Hello fellow MonetDB'ers, The Pentaho MonetDB Bulk Loader transformation step is now working pretty well in our tests. http://ci.pentaho.com/view/Data%20Integration/job/Kettle contains a continuous integration build of the software if anyone wanted to play with it. New Transformation -> Steps -> Bulk Loading (category)-> MonetDB Bulk Loader Thank you for the previous information about enabling log output from the MonetDB JDBC driver. After killing a stalled "monetdb start ~/sg-farm" thread and restarting it, MonetDB decided to work really well. It was suggested early on that I take a look at the binary bulk loading approach to get the fastest results. Now that I have a streaming ascii version of a bulk loader done for Pentaho Data Integration, I wanted to come back to the binary approach and see what that might look like and what to be aware of. I read http://www.monetdb.org/Documentation/Cookbooks/SQLrecipies/BinaryBulkLoad It looks like the requirements are: 1. Write a physical file per column to the disk the monetdb farm exists on. 2. Tables with DATES, TIMESTAMPS or UTF-8 characters ie: Simplified Chinese are verboten and must be handled with COPY INTO .... USING DELIMITERS Assuming the above is a correct understanding, given the command below: copy into Tmp from ('path_to_file_i', 'path_to_file_f', 'path_to_file_s'); 1. If run from a computer separate from the machine running the monetdb server, would the 'path_to_file_i' be a pathname relative to the monetdb farm root directory on the remote server machine? 2. This process should work for appending new data on to an existing table, right? 3. Am I out of luck if my table has any of the verboten data types mentioned above mixed in with supported binary bulkloadable types; aka C-array style data types? 4. If not out of luck for a mixed type table, what is the procedure to load the table? In practice I imagine I will not need to fret too much about DATES needing a COPY INTO .... USING DELIMITERS ascii streaming approach because it is likely part of a dimension table with integer keys matching integers on a fact table, which is far more likely to have the supported types MonetDB Binary Bulk-loading likes.
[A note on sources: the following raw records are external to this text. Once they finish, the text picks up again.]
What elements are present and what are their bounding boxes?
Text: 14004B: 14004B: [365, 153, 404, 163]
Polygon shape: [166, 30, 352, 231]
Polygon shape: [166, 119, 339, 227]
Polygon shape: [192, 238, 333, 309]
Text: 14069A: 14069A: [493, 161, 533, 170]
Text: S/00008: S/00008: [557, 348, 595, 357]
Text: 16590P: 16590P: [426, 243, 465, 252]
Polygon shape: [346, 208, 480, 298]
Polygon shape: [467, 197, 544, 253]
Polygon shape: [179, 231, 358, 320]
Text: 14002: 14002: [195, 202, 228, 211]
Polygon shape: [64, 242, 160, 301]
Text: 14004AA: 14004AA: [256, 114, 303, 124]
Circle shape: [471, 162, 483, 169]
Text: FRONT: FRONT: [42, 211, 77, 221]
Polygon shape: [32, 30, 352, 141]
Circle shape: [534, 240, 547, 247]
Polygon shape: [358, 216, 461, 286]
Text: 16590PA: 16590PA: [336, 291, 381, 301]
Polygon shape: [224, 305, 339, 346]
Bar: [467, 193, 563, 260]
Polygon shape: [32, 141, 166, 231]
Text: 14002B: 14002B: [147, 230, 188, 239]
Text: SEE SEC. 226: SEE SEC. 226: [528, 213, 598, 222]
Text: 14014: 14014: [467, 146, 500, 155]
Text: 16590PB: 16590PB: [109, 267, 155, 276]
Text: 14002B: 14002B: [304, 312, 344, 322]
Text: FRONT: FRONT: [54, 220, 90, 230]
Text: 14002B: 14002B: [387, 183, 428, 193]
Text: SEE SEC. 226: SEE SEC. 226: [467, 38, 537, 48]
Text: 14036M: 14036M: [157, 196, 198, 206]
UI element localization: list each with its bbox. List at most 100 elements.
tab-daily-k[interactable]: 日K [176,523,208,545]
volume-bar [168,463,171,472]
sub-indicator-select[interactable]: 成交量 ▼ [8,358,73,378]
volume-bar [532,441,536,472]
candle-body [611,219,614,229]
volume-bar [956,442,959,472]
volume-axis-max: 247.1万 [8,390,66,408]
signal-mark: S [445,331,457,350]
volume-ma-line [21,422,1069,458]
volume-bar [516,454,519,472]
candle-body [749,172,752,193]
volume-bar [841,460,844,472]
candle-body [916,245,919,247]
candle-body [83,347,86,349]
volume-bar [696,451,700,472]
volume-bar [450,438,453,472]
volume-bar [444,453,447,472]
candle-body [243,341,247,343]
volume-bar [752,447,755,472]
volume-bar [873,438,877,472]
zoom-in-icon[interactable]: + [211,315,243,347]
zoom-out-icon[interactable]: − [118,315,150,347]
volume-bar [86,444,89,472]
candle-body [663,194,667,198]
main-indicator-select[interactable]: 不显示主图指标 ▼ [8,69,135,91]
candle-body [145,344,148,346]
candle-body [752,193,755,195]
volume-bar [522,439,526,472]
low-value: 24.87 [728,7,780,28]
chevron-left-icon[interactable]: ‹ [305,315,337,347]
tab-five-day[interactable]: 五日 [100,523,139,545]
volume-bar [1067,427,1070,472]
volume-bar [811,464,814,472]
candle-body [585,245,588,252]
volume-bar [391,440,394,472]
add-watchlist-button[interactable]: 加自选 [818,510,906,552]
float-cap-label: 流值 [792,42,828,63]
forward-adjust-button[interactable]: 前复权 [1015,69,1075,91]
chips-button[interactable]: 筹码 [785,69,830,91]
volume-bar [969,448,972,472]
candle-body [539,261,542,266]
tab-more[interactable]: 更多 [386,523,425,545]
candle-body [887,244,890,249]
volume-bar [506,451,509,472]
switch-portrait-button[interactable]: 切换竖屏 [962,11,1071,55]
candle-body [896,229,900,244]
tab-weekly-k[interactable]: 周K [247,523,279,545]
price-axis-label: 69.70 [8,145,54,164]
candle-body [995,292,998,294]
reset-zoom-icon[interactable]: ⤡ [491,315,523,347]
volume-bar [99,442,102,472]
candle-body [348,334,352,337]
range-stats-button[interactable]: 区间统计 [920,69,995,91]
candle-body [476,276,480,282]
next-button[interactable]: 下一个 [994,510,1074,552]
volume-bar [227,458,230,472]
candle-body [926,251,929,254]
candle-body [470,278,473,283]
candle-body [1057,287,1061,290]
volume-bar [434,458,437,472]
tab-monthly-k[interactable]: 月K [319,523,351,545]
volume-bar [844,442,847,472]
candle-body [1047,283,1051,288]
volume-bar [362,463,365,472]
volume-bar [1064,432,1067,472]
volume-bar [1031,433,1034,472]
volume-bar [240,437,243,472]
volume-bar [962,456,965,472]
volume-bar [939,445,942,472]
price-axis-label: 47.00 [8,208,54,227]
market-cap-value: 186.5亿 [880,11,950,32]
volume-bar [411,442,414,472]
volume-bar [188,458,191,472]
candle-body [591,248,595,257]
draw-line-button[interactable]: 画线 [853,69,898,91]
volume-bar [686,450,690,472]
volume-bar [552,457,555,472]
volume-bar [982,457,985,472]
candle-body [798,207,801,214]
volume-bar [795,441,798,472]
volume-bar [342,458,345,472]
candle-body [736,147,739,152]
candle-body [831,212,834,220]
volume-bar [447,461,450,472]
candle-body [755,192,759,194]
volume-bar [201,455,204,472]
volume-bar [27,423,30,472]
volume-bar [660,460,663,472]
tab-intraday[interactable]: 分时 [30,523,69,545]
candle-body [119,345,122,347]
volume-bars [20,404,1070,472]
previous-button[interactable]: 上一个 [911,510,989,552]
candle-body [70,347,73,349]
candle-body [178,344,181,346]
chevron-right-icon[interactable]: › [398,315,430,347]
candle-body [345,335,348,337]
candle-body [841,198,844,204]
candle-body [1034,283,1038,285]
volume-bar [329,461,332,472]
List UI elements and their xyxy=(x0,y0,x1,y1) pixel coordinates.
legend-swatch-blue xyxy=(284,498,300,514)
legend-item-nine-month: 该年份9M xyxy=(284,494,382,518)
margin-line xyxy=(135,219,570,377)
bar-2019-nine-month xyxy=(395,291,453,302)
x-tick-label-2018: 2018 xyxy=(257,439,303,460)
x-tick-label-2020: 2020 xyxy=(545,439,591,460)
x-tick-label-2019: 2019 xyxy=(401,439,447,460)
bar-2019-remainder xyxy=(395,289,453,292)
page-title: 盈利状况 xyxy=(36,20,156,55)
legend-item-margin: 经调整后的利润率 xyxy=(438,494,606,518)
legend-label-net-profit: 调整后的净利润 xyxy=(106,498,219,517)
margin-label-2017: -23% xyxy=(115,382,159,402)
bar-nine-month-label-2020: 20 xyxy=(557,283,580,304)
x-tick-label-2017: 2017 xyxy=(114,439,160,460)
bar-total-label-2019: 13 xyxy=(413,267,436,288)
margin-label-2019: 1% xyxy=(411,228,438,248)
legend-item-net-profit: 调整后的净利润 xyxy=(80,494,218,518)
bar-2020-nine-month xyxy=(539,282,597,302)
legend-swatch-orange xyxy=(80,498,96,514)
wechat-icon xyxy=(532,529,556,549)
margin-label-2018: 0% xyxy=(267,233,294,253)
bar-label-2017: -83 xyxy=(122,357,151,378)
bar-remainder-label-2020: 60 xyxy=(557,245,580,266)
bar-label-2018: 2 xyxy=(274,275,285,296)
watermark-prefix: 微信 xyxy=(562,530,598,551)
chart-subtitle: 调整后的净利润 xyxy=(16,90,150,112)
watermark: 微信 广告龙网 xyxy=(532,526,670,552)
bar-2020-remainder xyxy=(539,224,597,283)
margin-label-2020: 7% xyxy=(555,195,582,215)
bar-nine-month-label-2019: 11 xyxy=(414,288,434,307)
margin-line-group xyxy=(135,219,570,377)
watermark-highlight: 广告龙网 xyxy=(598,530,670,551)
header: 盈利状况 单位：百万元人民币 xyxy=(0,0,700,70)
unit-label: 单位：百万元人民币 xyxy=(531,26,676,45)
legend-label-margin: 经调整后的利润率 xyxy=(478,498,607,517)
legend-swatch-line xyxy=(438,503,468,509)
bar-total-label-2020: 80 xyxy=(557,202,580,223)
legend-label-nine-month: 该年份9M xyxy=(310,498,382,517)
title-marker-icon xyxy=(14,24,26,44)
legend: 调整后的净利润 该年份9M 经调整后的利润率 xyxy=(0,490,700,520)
Is it true that MonetDB does not handle joins well, but instead prefers single, denormalized tables with many columns?
From what you know of the internals of MonetDb, is the effort to make some kind of streaming binary bulk loader worth it in terms of execution time on the database converting to native binary types? The documentation used the words, 'slightly faster', but I do not have a feel for when 'slightly' makes a big difference.
Thanks again for considering these questions. Brandon